Currently, yield-bearing stablecoins are absent from the stablecoin bills being considered by Congress, a likely response to concerns that such tokens could compete with banks and other traditional financial institutions that offer savings accounts and money market funds.
If you are in the U.S., sure, complain about not earning interest, Ardoino concedes. “But why use USDT? You can buy T-bills yourself.” In places like Argentina, he argues, where local currency can swing 10% in a single day, a 4% annual yield is irrelevant. “They don’t care about it. They just want the product that works. The problem is most of our competitors look at this street and the next. They cannot pinpoint where Africa is on the map.”
Ardoino makes an exception for one would-be rival: World Liberty Finance, a crypto venture majority-owned by the Trump family, which recently unveiled plans for a stablecoin dubbed USD1. “I like USD1 very much, and I like the World Liberty Finance guys,” Ardoino says. “I told them ‘I will be happy to be your friend and help you to create a product here that is successful.’” He has met with one of the company’s cofounders, though says there have been no talks of investment, and he hasn’t met the Trumps. Not yet, anyway.
While Tether’s U.S. stablecoin plans are still early and uncertain, it is forging ahead in an attempt to diversify into artificial intelligence. The company is planning to launch its own AI platform, a peer-to-peer alternative to models like OpenAI, in June (or September), according to Ardoino.
“Our platform will allow you to keep control over your own data and do all the inferencing, all the complex AI logic within your own device—from a $30 smartphone to an iPhone to an Android phone to any laptop—and also connect directly to other devices to get more power. It’s actually a way to retain control of your data so you don’t have to share it with ChatGPT, for example,” says Ardoino, pushing crypto’s guiding “decentralization” ideology. “Centralization is weak. I think OpenAI and all these other companies will eventually evaporate because they are just money-losing operations. They are trying to milk people’s data.”

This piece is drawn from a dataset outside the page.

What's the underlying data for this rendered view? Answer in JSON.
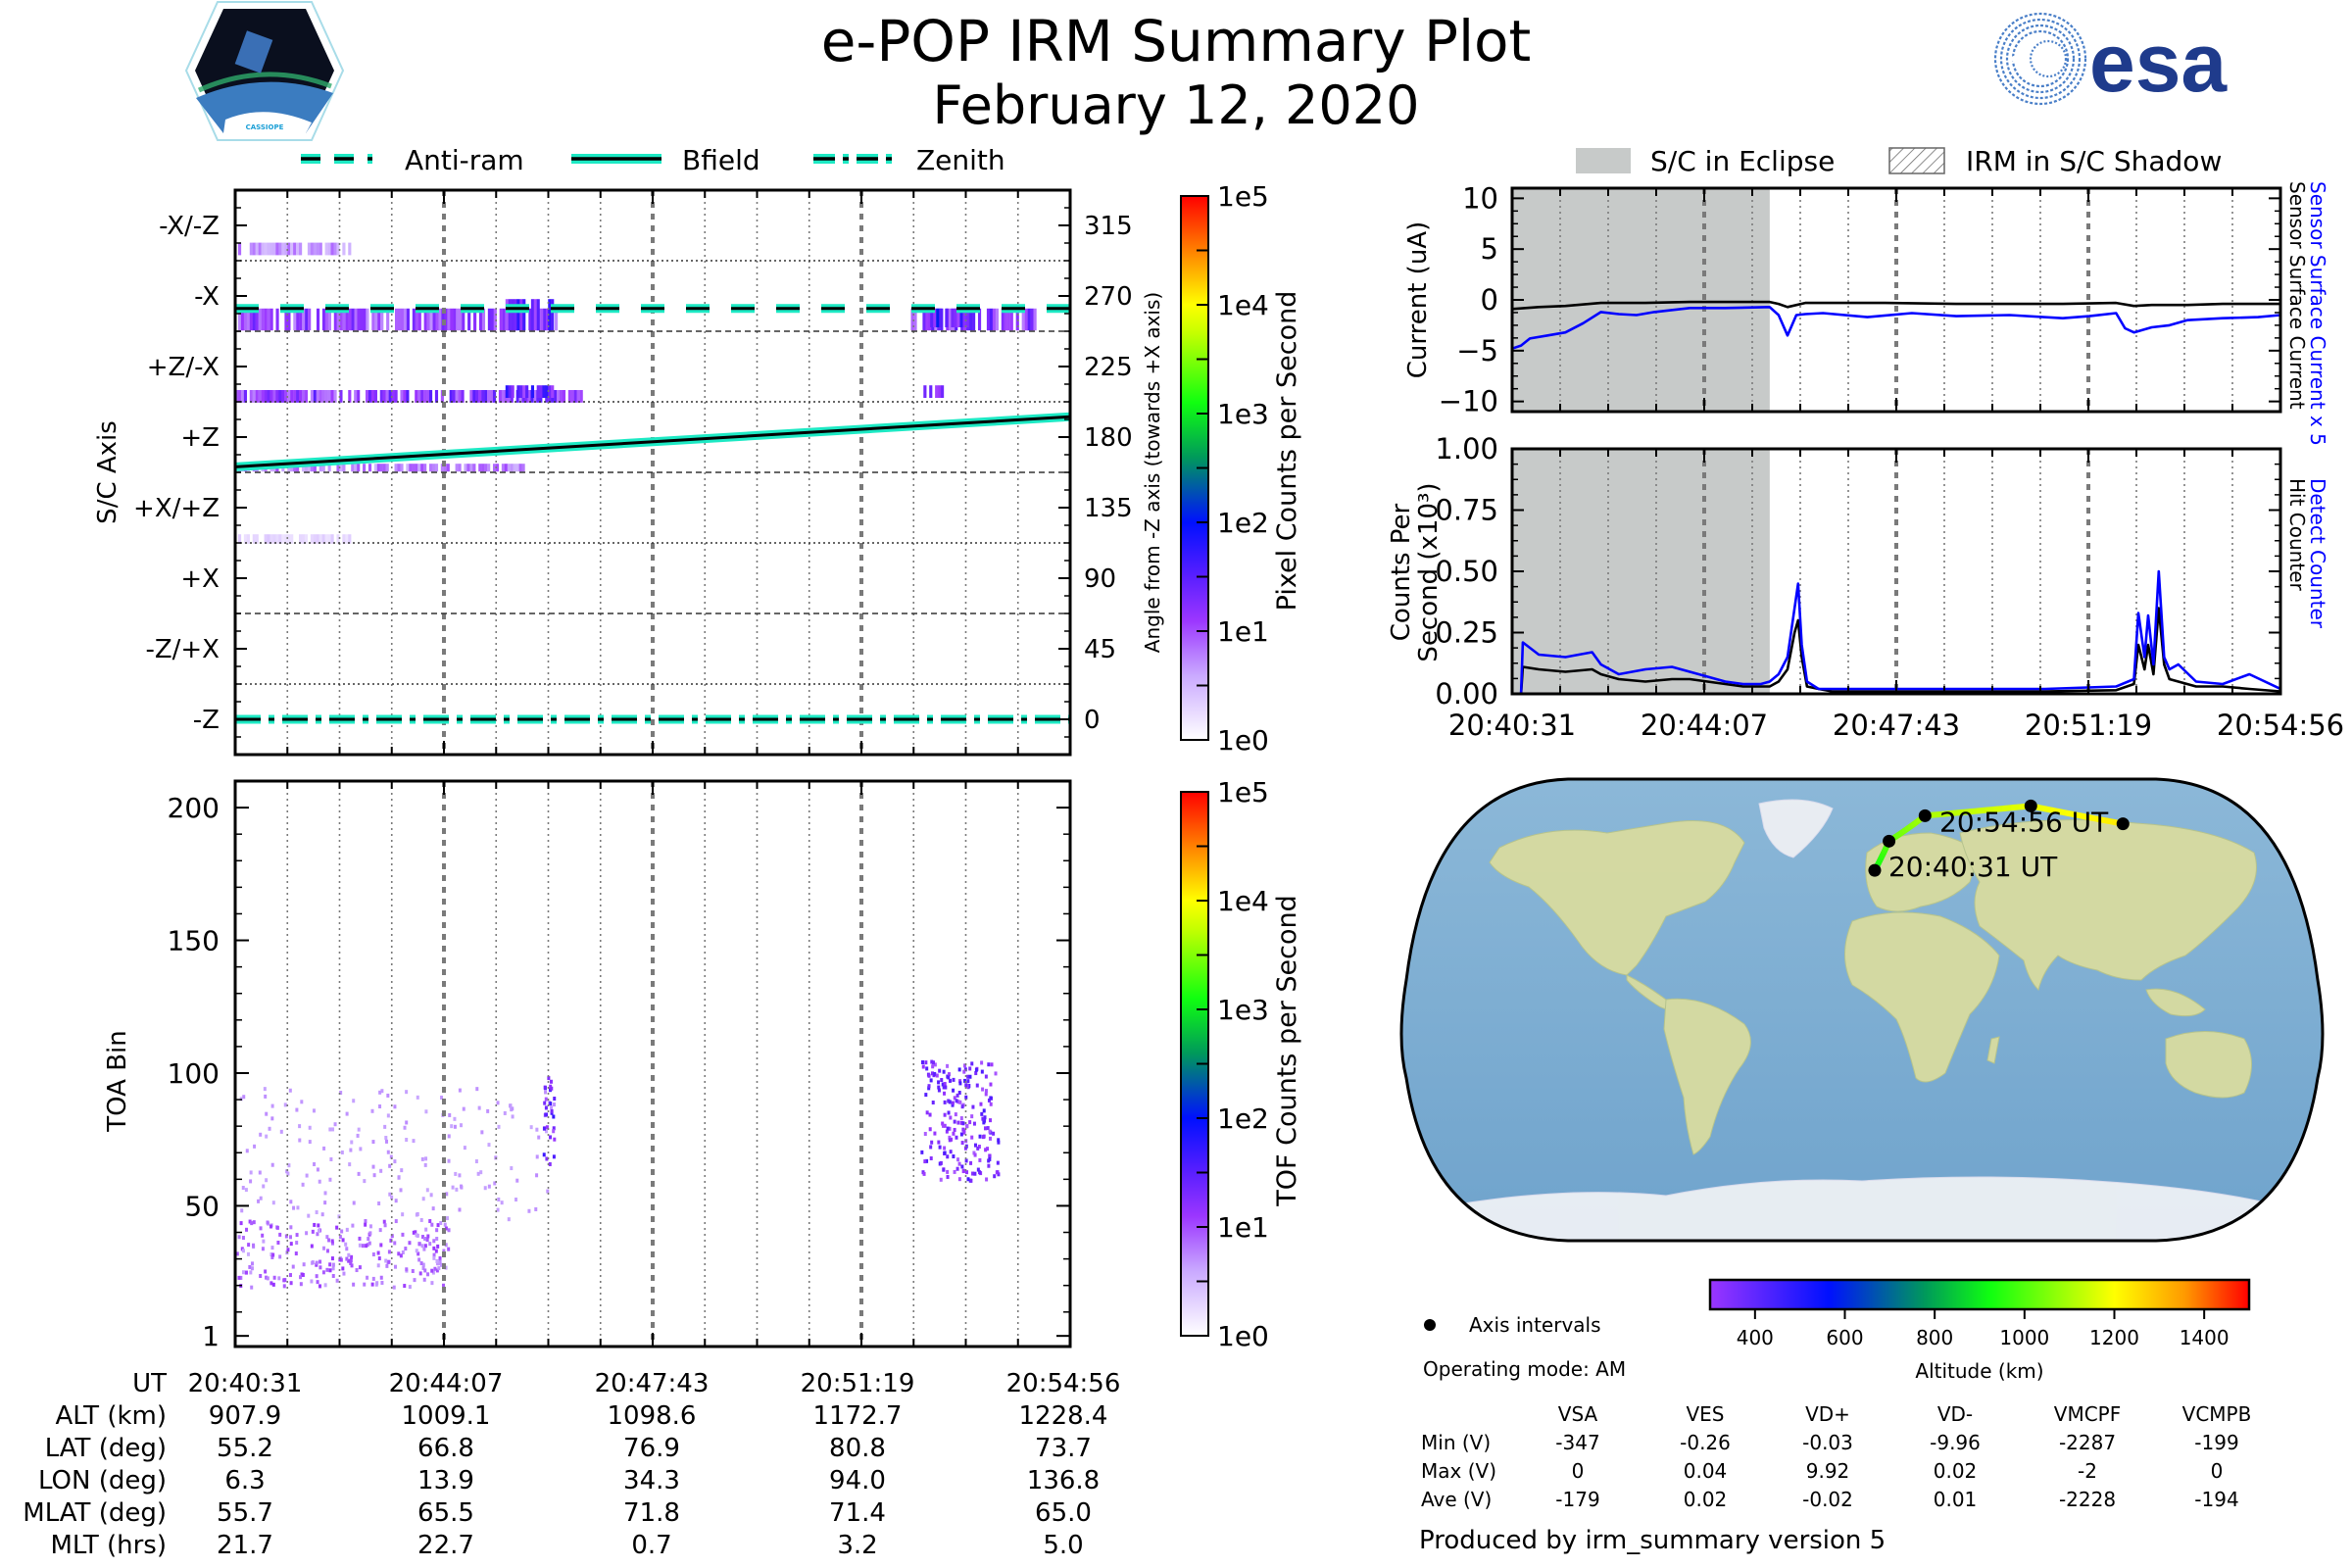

Tether’s vision is the opposite: a billion niche AI models instead of one god model. “Everyone can create a model focused on one specific thing,” Ardoino says, students, universities, small businesses. The platform will be free to use, though each agent will eventually have a USDT wallet baked in.

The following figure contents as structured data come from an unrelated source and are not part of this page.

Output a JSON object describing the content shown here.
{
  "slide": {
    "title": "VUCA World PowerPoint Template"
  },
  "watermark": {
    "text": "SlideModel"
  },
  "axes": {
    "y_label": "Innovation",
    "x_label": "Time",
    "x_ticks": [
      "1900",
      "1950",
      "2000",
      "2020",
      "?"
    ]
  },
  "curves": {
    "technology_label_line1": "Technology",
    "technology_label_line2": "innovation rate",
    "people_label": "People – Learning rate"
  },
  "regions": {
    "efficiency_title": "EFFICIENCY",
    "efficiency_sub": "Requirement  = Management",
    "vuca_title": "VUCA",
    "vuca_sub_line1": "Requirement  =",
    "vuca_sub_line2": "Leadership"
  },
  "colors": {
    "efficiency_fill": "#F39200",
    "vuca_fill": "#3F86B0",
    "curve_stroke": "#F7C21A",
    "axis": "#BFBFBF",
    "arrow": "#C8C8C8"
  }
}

So far Tether has employed some 60 developers, about a third of its total staff, to build the system, which it is self-funding. Related to its expansion into AI, the company has poured money into its venture fund, now totaling about $10 billion, according to Ardoino–making it one of the largest among crypto firms. The investments could help drum up support for its new business from portfolio companies. Tether is estimated to have invested over $1 billion across multiple transactions in 2023 and 2024 into Northern Data, a data center operator listed in Germany.
Says Ardoino, “I want Tether to be known, not only for its stablecoin, but for its technology—a net positive for the world.”